Currently facing racial discrimination charges, climate-change denier and resident News Ltd wing nut, Andrew Bolt has been given a Sunday morning TV show on the same day that Fox in America has had to cancel Glen Beck's program after plummeting ratings and consumer boycotts of the show's advertisers. Beck's decision to label President Obama as a racist was a key step towards his demise.
Of course, it's just a coincidence, and Bolt is no Beck. Bolt will struggle to be entertaining and interesting every week, especially to anyone not a politics tragic. Beck made conspiracy an art-form, his faux academic lecture style would have been hilarious had its content not been so ugly.
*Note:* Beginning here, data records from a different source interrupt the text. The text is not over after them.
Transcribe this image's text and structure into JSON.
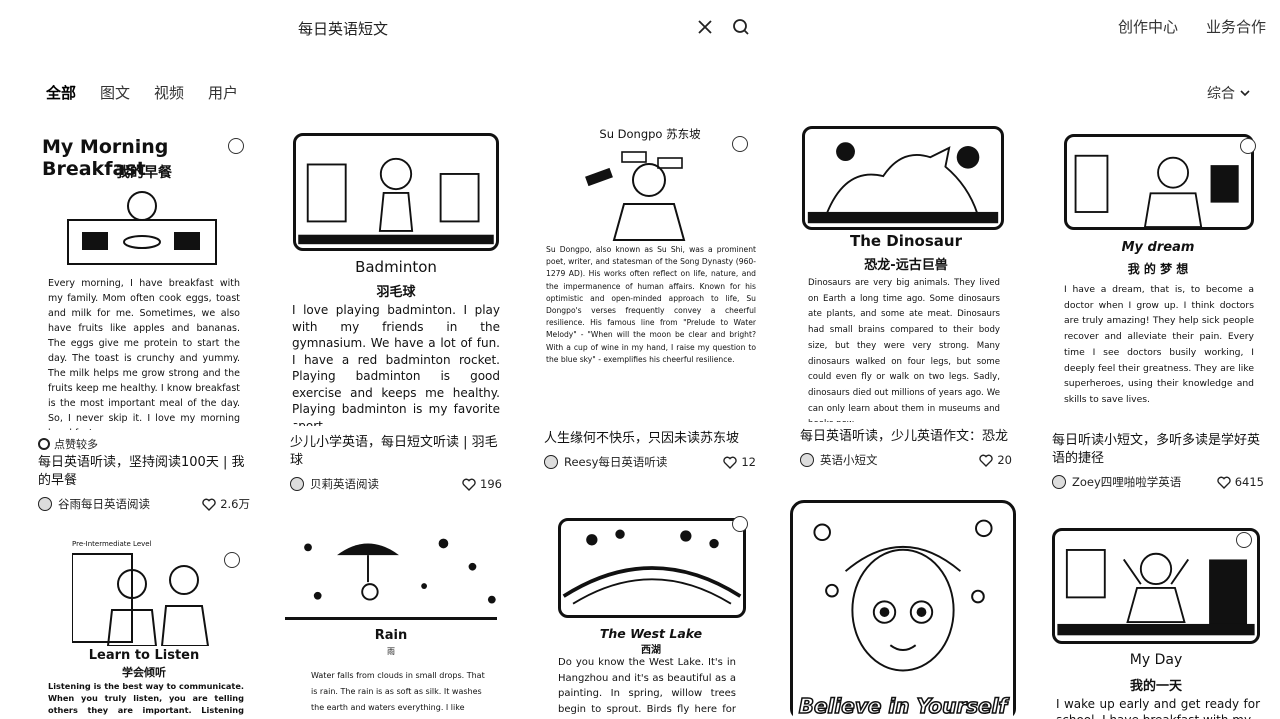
{
  "search": {
    "query": "每日英语短文"
  },
  "header_links": [
    "创作中心",
    "业务合作"
  ],
  "tabs": [
    "全部",
    "图文",
    "视频",
    "用户"
  ],
  "sort": "综合",
  "cards": [
    {
      "img_title": "My Morning Breakfast",
      "img_subtitle": "我的早餐",
      "img_text": "Every morning, I have breakfast with my family. Mom often cook eggs, toast and milk for me. Sometimes, we also have fruits like apples and bananas. The eggs give me protein to start the day. The toast is crunchy and yummy. The milk helps me grow strong and the fruits keep me healthy. I know breakfast is the most important meal of the day. So, I never skip it. I love my morning breakfast.",
      "badge": "点赞较多",
      "caption": "每日英语听读，坚持阅读100天 | 我的早餐",
      "author": "谷雨每日英语阅读",
      "likes": "2.6万"
    },
    {
      "img_title": "Badminton",
      "img_subtitle": "羽毛球",
      "img_text": "I love playing badminton. I play with my friends in the gymnasium. We have a lot of fun. I have a red badminton rocket. Playing badminton is good exercise and keeps me healthy. Playing badminton is my favorite sport.",
      "caption": "少儿小学英语，每日短文听读 | 羽毛球",
      "author": "贝莉英语阅读",
      "likes": "196"
    },
    {
      "img_title": "Su Dongpo  苏东坡",
      "img_text": "Su Dongpo, also known as Su Shi, was a prominent poet, writer, and statesman of the Song Dynasty (960-1279 AD). His works often reflect on life, nature, and the impermanence of human affairs. Known for his optimistic and open-minded approach to life, Su Dongpo's verses frequently convey a cheerful resilience. His famous line from \"Prelude to Water Melody\" - \"When will the moon be clear and bright? With a cup of wine in my hand, I raise my question to the blue sky\" - exemplifies his cheerful resilience.",
      "caption": "人生缘何不快乐，只因未读苏东坡",
      "author": "Reesy每日英语听读",
      "likes": "12"
    },
    {
      "img_title": "The Dinosaur",
      "img_subtitle": "恐龙-远古巨兽",
      "img_text": "Dinosaurs are very big animals. They lived on Earth a long time ago. Some dinosaurs ate plants, and some ate meat. Dinosaurs had small brains compared to their body size, but they were very strong. Many dinosaurs walked on four legs, but some could even fly or walk on two legs. Sadly, dinosaurs died out millions of years ago. We can only learn about them in museums and books now.",
      "caption": "每日英语听读，少儿英语作文：恐龙",
      "author": "英语小短文",
      "likes": "20"
    },
    {
      "img_title": "My dream",
      "img_subtitle": "我 的 梦 想",
      "img_text": "I have a dream, that is, to become a doctor when I grow up. I think doctors are truly amazing! They help sick people recover and alleviate their pain. Every time I see doctors busily working, I deeply feel their greatness. They are like superheroes, using their knowledge and skills to save lives.",
      "caption": "每日听读小短文，多听多读是学好英语的捷径",
      "author": "Zoey四哩啪啦学英语",
      "likes": "6415"
    },
    {
      "img_top": "Pre-Intermediate Level",
      "img_title": "Learn to Listen",
      "img_subtitle": "学会倾听",
      "img_text": "Listening is the best way to communicate. When you truly listen, you are telling others they are important. Listening helps you understand"
    },
    {
      "img_title": "Rain",
      "img_subtitle": "雨",
      "img_text": "Water falls from clouds in small drops. That is rain. The rain is as soft as silk. It washes the earth and waters everything. I like"
    },
    {
      "img_title": "The West Lake",
      "img_subtitle": "西湖",
      "img_text": "Do you know the West Lake. It's in Hangzhou and it's as beautiful as a painting. In spring, willow trees begin to sprout. Birds fly here for the natural"
    },
    {
      "img_title": "Believe in Yourself"
    },
    {
      "img_title": "My Day",
      "img_subtitle": "我的一天",
      "img_text": "I wake up early and get ready for school. I have breakfast with my"
    }
  ]
}
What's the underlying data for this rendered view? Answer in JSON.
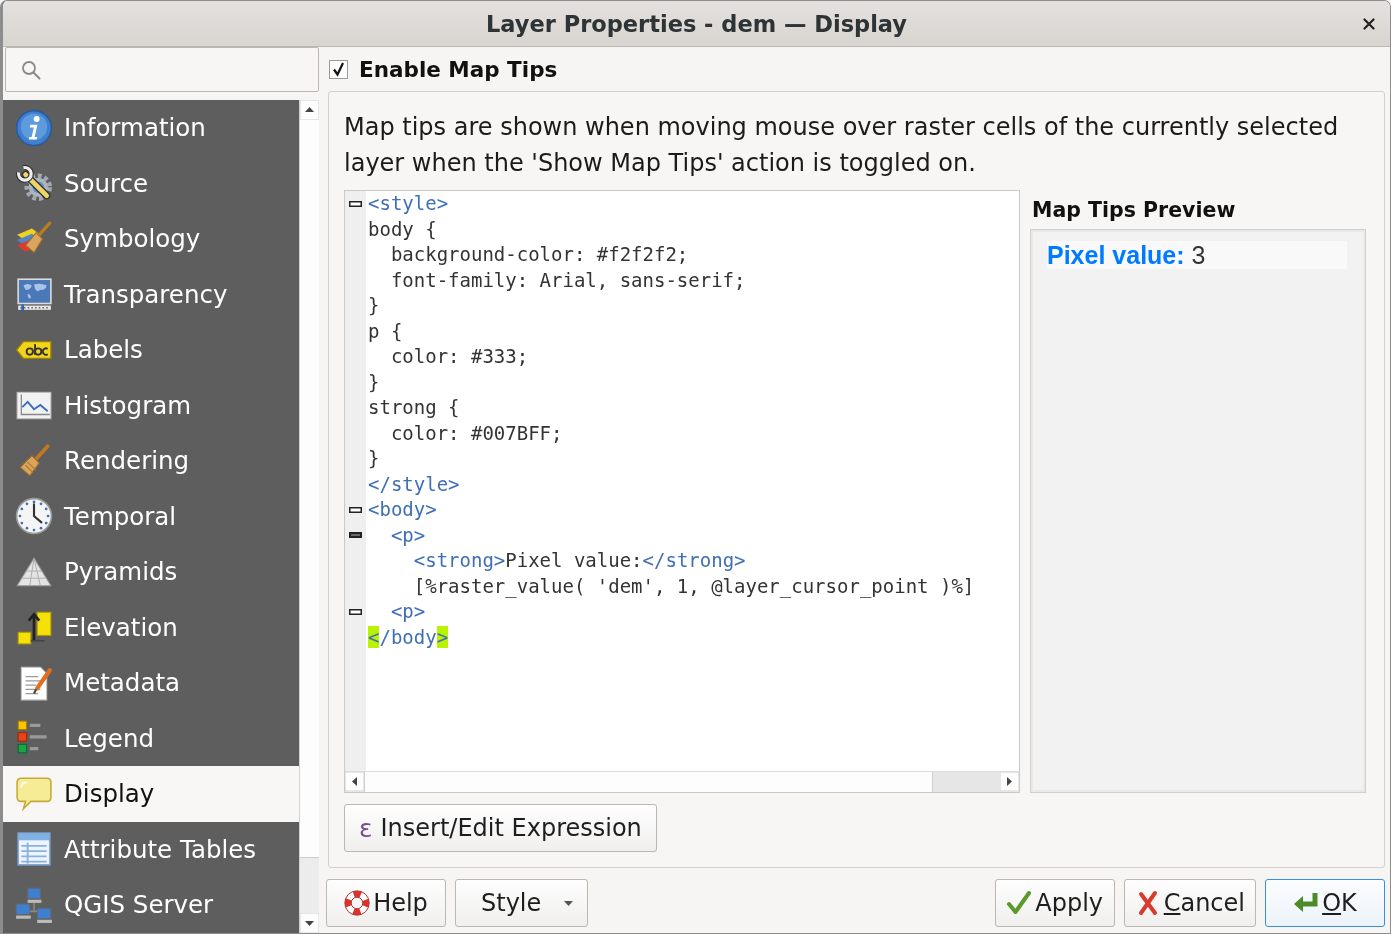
{
  "window": {
    "title": "Layer Properties - dem — Display"
  },
  "sidebar": {
    "items": [
      {
        "label": "Information",
        "selected": false
      },
      {
        "label": "Source",
        "selected": false
      },
      {
        "label": "Symbology",
        "selected": false
      },
      {
        "label": "Transparency",
        "selected": false
      },
      {
        "label": "Labels",
        "selected": false
      },
      {
        "label": "Histogram",
        "selected": false
      },
      {
        "label": "Rendering",
        "selected": false
      },
      {
        "label": "Temporal",
        "selected": false
      },
      {
        "label": "Pyramids",
        "selected": false
      },
      {
        "label": "Elevation",
        "selected": false
      },
      {
        "label": "Metadata",
        "selected": false
      },
      {
        "label": "Legend",
        "selected": false
      },
      {
        "label": "Display",
        "selected": true
      },
      {
        "label": "Attribute Tables",
        "selected": false
      },
      {
        "label": "QGIS Server",
        "selected": false
      }
    ]
  },
  "map_tips": {
    "label": "Enable Map Tips",
    "checked": true,
    "description": "Map tips are shown when moving mouse over raster cells of the currently selected layer when the 'Show Map Tips' action is toggled on.",
    "editor": {
      "lines": [
        {
          "fold": true,
          "filled": false,
          "segments": [
            {
              "kind": "tag",
              "text": "<style>"
            }
          ]
        },
        {
          "fold": false,
          "filled": false,
          "segments": [
            {
              "kind": "text",
              "text": "body {"
            }
          ]
        },
        {
          "fold": false,
          "filled": false,
          "segments": [
            {
              "kind": "text",
              "text": "  background-color: #f2f2f2;"
            }
          ]
        },
        {
          "fold": false,
          "filled": false,
          "segments": [
            {
              "kind": "text",
              "text": "  font-family: Arial, sans-serif;"
            }
          ]
        },
        {
          "fold": false,
          "filled": false,
          "segments": [
            {
              "kind": "text",
              "text": "}"
            }
          ]
        },
        {
          "fold": false,
          "filled": false,
          "segments": [
            {
              "kind": "text",
              "text": "p {"
            }
          ]
        },
        {
          "fold": false,
          "filled": false,
          "segments": [
            {
              "kind": "text",
              "text": "  color: #333;"
            }
          ]
        },
        {
          "fold": false,
          "filled": false,
          "segments": [
            {
              "kind": "text",
              "text": "}"
            }
          ]
        },
        {
          "fold": false,
          "filled": false,
          "segments": [
            {
              "kind": "text",
              "text": "strong {"
            }
          ]
        },
        {
          "fold": false,
          "filled": false,
          "segments": [
            {
              "kind": "text",
              "text": "  color: #007BFF;"
            }
          ]
        },
        {
          "fold": false,
          "filled": false,
          "segments": [
            {
              "kind": "text",
              "text": "}"
            }
          ]
        },
        {
          "fold": false,
          "filled": false,
          "segments": [
            {
              "kind": "tag",
              "text": "</style>"
            }
          ]
        },
        {
          "fold": true,
          "filled": false,
          "segments": [
            {
              "kind": "tag",
              "text": "<body>"
            }
          ]
        },
        {
          "fold": true,
          "filled": true,
          "segments": [
            {
              "kind": "tag",
              "text": "  <p>"
            }
          ]
        },
        {
          "fold": false,
          "filled": false,
          "segments": [
            {
              "kind": "tag",
              "text": "    <strong>"
            },
            {
              "kind": "text",
              "text": "Pixel value:"
            },
            {
              "kind": "tag",
              "text": "</strong>"
            }
          ]
        },
        {
          "fold": false,
          "filled": false,
          "segments": [
            {
              "kind": "text",
              "text": "    [%raster_value( 'dem', 1, @layer_cursor_point )%]"
            }
          ]
        },
        {
          "fold": true,
          "filled": false,
          "segments": [
            {
              "kind": "tag",
              "text": "  <p>"
            }
          ]
        },
        {
          "fold": false,
          "filled": false,
          "segments": [
            {
              "kind": "match",
              "text": "<"
            },
            {
              "kind": "tag",
              "text": "/body"
            },
            {
              "kind": "match",
              "text": ">"
            }
          ]
        }
      ]
    },
    "preview": {
      "title": "Map Tips Preview",
      "content": "**Pixel value:** 3"
    },
    "expression_button": {
      "icon": "ε",
      "label": "Insert/Edit Expression"
    }
  },
  "buttons": {
    "left": [
      {
        "label": "Help",
        "kind": "help",
        "default": false,
        "mnemonic": false
      },
      {
        "label": "Style",
        "kind": "menu",
        "default": false,
        "mnemonic": false
      }
    ],
    "right": [
      {
        "label": "Apply",
        "kind": "apply",
        "default": false,
        "mnemonic": false
      },
      {
        "label": "Cancel",
        "kind": "cancel",
        "default": false,
        "mnemonic": true
      },
      {
        "label": "OK",
        "kind": "ok",
        "default": true,
        "mnemonic": true
      }
    ]
  }
}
Beck's brand of manic right wing lunacy is in a category all it's own. He achieved a cult status. But Beck's demise does show that even in Tea Party America there are limits to how far you can go. I wonder whether Beck's demise indicates that this is another trend that has run its course. Perhaps, the formula of chasing audiences with ever more incendiary commentary has had its moment. Certainly, the odium that Abbott attracted for appearing in front of bitch and witch signs at the recent Canberra rally suggests that even stronger boundaries apply in Australia.
In Sydney, the commercial radio stations are trying to out do each other in being more Alan Jones than Alan Jones. They both have presenter lineups which are comprised almost entirely of white, anglo, middle class, male jocks who with very few exceptions are borderline hysterics. Like Beck, they have taken to organising and speaking at political rallies. Despite their enthusiasm for right-wing nonsense, commercial talk radio continues its slide into obscurity. Other areas of the Australian media have not yet gone full throttle on using right-wing political campaigns to try and build audiences, but News Ltd is pretty close.
We can only hope that today's announcements suggest nothing more than that Australia has jumped on a bandwagon that has already started to stumble.

Jumped the Shark more like with Hateline at 10am on a Sunday.
Posted by: Hillbilly Skeleton | 08 April 2011 at 02:44 PM
Please correct me if I'm wrong, but I thought one of the issues leading to the cancellation of Glenn Beck's show was a steady erosion of revenue from advertisers willing to be associated with the program.
If so, and possibly of particular relevance given the Ten network's own revenue problems, is there a chance that something similar will happen to Mr Bolt in due course? If so, how soon and how dependent is it on Ms Rinehart's largesse?